Todos los taxis Mercedes Benz

  Por: Juan Carlos Franco  
 
Como si tuviéramos un chip conectado en lo profundo de nuestra genética paisa (o colombiana) que nos condena a la mediocridad eterna.
Una de las manifestaciones más notables de esta cultura es la costumbre de buscar siempre la opción más barata posible, convencidos de que estamos haciendo un ahorro. Esto es especialmente notable en el sector público (que es el que nos construye obras, obviamente), hasta el punto de que en la mayoría de licitaciones y contratos es obligatorio para los funcionarios escoger lo más barato que haya para así “optimizar” la inversión pública. Y claro, casi siempre en detrimento del buen diseño o de la calidad y garantizando que en el futuro habrá que gastar mucho más simplemente para mantener la obra en servicio.
El viajero que llega por vez primera a Alemania se encuentra de inmediato con la sorpresa de que todos los taxis, sin excepción, son Mercedes Benz o BMW o de alguna marca de ese nivel. Lo primero que se piensa es que claro, como son tan ricos y desarrollados, pueden darse el lujo de desperdiciar dinero sin sentido, cuando podrían haber comprado algo mucho más barato.
Pues resulta que no. El taxista alemán está comprando ese Mercedes o BMW porque es, de lejos, el vehículo más barato que pueda conseguir. La diferencia radica en que este taxista no mira sólo el pago del primer día, sino que tiene en cuenta 10 o más años de trabajar más de 300 km diarios. Además de ser mucho más cómodo para conductor y pasajeros, es un carro que va a resistirlo todo y en el evento remoto de algún problema el proveedor lo resolverá de inmediato.
Aquí es al contrario. Quien busca un taxi sólo está interesado en el carro más básico que haya en el mercado. Al poco tiempo están acabados y demandando gastos ridículos para más o menos mantenerlos en operación.

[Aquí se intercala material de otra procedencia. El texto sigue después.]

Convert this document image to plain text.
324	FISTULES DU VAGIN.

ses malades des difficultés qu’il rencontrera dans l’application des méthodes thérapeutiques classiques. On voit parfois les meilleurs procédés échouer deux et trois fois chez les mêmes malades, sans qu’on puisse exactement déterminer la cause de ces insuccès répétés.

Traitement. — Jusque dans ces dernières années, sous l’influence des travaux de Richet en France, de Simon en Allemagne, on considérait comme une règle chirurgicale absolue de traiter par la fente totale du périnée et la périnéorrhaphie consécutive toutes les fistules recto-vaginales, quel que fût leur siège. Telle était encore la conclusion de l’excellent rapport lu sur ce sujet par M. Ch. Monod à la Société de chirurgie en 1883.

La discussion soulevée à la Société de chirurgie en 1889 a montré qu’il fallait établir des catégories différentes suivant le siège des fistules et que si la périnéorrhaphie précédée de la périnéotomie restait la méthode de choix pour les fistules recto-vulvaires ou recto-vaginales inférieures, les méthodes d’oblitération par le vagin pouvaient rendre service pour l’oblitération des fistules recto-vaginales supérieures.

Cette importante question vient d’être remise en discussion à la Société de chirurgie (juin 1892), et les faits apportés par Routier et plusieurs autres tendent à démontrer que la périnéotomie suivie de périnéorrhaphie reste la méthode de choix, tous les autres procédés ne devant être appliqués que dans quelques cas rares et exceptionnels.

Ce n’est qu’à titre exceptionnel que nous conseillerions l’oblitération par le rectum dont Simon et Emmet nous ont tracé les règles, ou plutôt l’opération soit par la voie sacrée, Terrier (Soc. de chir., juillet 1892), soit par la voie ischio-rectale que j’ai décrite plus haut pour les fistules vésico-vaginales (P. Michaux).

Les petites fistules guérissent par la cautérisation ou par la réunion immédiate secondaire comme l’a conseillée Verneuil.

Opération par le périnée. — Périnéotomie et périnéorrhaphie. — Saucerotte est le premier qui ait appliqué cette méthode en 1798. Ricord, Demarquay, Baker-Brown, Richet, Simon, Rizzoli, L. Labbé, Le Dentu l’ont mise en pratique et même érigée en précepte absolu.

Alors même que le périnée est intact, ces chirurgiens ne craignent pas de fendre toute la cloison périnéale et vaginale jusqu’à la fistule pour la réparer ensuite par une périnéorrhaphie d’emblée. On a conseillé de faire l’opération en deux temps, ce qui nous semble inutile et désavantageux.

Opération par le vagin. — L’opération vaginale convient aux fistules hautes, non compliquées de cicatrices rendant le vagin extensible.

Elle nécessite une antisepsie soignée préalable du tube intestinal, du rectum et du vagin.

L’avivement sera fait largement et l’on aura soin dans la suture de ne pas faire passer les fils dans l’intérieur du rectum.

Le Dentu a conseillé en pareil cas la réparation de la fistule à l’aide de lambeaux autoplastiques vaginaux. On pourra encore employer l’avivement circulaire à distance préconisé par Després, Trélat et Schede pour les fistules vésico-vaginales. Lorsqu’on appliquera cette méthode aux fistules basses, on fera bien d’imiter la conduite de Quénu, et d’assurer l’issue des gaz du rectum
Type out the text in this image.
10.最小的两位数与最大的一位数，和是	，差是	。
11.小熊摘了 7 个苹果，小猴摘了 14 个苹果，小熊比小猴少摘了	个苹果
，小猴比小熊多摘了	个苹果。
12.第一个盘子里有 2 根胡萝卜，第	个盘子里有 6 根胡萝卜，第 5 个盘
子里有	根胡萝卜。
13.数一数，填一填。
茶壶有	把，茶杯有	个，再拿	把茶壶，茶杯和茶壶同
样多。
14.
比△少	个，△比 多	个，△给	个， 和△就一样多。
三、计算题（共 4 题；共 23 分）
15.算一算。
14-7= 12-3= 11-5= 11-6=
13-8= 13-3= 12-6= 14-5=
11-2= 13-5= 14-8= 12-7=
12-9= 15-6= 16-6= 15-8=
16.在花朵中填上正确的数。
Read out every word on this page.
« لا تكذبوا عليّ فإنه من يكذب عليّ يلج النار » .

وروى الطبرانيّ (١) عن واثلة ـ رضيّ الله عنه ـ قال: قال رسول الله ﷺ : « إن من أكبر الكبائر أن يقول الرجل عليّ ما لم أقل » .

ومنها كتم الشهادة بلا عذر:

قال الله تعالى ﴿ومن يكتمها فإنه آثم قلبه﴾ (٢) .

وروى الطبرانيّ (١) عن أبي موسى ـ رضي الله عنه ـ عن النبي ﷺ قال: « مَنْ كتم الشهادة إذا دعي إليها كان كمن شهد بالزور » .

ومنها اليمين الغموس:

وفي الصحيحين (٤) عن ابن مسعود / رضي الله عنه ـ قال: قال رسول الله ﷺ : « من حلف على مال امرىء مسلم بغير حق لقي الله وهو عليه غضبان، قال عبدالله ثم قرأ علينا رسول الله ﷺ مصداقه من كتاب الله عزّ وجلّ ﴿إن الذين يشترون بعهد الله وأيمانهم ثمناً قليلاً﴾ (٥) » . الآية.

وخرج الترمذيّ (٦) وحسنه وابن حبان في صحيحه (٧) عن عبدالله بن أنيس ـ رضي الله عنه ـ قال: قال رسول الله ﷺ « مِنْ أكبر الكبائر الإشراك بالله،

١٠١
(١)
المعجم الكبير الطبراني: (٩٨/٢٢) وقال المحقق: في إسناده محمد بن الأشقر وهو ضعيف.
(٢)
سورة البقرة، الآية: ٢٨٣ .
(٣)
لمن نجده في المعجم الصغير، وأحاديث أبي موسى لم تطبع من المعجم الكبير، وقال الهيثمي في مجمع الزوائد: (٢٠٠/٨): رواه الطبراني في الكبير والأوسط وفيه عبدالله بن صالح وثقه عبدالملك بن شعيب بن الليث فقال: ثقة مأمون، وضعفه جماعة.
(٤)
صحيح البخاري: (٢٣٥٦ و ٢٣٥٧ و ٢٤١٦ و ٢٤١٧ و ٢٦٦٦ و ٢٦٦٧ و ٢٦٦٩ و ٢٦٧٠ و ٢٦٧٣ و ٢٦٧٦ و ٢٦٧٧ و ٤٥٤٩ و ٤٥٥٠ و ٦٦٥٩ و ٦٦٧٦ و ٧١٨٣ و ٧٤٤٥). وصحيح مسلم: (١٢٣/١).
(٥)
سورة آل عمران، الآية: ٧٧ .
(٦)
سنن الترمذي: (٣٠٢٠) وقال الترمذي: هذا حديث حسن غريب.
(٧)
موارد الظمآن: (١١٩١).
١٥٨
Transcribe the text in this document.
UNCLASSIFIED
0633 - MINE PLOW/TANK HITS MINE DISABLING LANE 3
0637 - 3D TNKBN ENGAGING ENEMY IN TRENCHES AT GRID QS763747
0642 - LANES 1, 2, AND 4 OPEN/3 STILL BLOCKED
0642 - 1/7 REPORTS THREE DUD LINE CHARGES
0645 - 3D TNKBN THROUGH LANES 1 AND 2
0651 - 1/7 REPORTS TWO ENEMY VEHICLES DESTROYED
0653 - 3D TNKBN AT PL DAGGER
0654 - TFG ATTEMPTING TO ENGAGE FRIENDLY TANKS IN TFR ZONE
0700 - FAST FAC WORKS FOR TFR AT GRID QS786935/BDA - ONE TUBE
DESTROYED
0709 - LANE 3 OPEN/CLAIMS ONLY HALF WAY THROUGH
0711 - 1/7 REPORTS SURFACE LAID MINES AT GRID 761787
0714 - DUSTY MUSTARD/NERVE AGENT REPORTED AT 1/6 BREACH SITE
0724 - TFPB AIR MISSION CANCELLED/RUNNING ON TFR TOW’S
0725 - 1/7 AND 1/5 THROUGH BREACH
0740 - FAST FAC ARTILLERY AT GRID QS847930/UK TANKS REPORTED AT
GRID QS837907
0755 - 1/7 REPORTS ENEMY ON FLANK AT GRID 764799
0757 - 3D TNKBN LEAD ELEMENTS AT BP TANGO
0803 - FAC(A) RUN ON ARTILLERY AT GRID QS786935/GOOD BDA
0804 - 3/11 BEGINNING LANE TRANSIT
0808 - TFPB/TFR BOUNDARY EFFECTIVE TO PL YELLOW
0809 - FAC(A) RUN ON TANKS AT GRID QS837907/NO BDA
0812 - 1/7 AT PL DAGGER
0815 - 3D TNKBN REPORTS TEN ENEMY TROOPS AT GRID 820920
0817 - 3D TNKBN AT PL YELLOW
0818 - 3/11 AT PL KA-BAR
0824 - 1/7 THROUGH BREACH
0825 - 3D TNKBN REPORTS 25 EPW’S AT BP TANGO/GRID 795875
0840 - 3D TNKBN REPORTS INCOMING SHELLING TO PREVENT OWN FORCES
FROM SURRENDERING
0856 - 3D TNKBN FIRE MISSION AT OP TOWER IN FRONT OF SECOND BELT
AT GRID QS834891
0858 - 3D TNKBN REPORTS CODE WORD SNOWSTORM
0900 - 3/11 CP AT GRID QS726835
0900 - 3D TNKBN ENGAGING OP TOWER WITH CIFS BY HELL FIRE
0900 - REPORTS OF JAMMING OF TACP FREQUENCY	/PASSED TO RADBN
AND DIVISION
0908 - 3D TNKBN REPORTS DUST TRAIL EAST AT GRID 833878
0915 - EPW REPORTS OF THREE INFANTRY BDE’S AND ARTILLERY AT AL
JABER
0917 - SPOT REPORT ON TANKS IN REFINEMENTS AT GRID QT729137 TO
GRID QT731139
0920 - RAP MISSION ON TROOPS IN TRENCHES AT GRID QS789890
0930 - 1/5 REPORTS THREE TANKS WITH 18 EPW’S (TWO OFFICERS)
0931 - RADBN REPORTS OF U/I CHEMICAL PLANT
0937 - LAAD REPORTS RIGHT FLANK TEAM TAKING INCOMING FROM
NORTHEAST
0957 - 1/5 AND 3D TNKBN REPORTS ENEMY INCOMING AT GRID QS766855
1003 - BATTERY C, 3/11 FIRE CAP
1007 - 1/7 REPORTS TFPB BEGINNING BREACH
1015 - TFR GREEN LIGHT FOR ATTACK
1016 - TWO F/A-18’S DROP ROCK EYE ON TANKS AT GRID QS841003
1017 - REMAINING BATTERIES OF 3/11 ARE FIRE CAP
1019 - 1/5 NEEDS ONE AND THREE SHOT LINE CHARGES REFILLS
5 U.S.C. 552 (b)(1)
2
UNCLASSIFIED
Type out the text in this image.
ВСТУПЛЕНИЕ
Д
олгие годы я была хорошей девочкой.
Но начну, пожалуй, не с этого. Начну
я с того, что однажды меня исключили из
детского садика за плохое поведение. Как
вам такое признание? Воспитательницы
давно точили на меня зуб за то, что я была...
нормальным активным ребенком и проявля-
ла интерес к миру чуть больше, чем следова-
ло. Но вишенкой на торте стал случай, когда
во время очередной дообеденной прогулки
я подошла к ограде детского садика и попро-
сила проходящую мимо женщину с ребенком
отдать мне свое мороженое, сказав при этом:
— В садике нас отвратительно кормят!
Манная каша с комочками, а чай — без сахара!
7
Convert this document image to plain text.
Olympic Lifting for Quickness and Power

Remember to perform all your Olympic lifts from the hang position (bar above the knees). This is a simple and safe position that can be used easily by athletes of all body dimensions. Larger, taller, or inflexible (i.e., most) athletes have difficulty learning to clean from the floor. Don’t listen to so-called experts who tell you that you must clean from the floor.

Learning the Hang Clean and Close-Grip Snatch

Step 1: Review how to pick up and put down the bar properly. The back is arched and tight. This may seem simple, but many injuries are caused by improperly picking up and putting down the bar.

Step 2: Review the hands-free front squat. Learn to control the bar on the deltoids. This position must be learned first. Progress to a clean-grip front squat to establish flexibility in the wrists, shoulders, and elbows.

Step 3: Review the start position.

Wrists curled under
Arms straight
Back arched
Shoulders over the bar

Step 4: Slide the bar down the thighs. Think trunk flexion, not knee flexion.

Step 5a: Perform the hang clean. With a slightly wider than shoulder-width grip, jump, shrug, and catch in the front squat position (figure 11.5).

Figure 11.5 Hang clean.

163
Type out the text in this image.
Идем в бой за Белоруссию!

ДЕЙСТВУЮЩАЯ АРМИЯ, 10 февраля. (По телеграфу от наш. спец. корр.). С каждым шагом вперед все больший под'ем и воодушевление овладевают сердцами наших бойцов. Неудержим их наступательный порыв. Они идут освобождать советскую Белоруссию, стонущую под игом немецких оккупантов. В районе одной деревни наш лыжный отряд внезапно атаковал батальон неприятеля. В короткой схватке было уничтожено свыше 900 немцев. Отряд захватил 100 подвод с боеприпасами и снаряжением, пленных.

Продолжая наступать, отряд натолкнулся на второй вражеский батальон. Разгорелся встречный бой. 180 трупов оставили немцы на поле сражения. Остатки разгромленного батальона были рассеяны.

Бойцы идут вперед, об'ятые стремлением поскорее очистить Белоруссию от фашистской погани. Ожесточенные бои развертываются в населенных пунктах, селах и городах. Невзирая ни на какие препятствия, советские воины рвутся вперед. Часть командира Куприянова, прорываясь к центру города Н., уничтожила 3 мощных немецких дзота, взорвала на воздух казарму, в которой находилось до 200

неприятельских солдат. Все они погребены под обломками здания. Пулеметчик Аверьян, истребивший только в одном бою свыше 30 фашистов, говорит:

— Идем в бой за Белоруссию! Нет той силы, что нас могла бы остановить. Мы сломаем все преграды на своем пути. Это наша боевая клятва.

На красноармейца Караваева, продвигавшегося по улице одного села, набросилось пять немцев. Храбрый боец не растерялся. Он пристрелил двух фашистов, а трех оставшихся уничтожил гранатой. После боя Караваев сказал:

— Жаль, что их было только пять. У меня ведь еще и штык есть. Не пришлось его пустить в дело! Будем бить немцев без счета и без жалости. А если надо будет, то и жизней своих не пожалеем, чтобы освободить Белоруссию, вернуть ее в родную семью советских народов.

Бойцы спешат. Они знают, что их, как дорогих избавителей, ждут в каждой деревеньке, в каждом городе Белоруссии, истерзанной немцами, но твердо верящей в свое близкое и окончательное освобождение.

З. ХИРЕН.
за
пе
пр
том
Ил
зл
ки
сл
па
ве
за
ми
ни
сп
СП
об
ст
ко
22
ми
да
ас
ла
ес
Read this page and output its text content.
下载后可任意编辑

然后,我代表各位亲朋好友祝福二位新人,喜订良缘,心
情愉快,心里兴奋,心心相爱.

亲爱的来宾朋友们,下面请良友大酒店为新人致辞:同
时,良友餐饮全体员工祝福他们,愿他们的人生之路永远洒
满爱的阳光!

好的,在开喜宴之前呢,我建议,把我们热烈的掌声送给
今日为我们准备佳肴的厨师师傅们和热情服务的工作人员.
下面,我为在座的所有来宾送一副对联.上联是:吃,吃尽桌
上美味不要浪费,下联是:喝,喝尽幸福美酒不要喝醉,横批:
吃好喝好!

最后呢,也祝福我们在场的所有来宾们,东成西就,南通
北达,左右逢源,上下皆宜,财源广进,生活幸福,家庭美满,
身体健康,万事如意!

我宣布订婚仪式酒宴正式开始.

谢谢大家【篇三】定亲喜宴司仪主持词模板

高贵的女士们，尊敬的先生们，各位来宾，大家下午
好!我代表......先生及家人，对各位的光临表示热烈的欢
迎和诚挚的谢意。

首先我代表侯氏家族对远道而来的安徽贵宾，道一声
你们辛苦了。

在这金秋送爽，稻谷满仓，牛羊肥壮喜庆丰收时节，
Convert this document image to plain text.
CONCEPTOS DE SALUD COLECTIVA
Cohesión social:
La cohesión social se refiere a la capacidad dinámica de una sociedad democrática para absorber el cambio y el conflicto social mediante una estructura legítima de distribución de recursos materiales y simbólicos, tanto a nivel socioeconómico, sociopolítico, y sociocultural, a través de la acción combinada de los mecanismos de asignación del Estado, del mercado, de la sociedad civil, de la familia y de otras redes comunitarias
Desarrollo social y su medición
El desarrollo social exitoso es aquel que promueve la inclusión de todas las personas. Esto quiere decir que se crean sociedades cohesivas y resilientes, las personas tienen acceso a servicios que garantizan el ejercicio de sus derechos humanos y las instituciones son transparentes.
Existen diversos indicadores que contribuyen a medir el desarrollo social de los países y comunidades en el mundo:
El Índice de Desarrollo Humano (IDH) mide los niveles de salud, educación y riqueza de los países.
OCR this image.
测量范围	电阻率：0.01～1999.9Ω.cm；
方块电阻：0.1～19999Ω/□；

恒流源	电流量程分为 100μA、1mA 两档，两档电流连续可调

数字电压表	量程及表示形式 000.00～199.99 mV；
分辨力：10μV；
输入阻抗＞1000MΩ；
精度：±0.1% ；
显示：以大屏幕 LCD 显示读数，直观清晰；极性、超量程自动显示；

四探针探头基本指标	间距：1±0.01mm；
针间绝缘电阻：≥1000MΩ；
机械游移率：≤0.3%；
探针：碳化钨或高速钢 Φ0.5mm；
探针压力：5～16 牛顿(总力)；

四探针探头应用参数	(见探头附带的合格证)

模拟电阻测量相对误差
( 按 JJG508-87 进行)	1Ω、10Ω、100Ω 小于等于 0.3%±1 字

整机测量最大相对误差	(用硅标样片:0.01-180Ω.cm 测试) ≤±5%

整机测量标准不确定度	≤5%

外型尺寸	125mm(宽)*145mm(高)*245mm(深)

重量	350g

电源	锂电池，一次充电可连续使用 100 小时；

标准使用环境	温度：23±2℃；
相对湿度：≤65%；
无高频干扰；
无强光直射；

Gracias a este falso ahorro el servicio que en esas condiciones prestan a sus clientes es de bajísimas calidad y confiabilidad.
Y hacemos una carretera o una avenida con las mínimas especificaciones posibles con el fin de entregarla más rápido (como sea, pero antes de terminar el período de gobierno) y que quepa dentro del estrecho presupuesto… pero se olvida lo que viene después: El gasto enorme de todos los años futuros limpiando derrumbes, repavimentando, aguantando cierres, lamentando accidentes, etcétera. El gobernante de turno recibe los méritos por hacer obras (poco importa si buenas o malas) y los que siguen que paguen.
Al final del día, nosotros que somos los pobres y que deberíamos cuidar mucho más cada centavo, terminamos pagando por nuestras obras mediocres mucho más de lo que pagarían en un país como Alemania por sus obras casi perfectas.
Somos los grandes derrochadores auto-condenados a hundirnos en el subdesarrollo mientras que las sociedades más adineradas cuidan al máximo sus recursos con el viejo truco de, simplemente, hacer las cosas bien desde el principio.
¿Fue primero el huevo o la gallina? ¿Nos volvimos subdesarrollados gracias a nuestra costumbre de pensar y actuar en pequeño? ¿O pensamos y actuamos en pequeño gracias a nuestro subdesarrollo?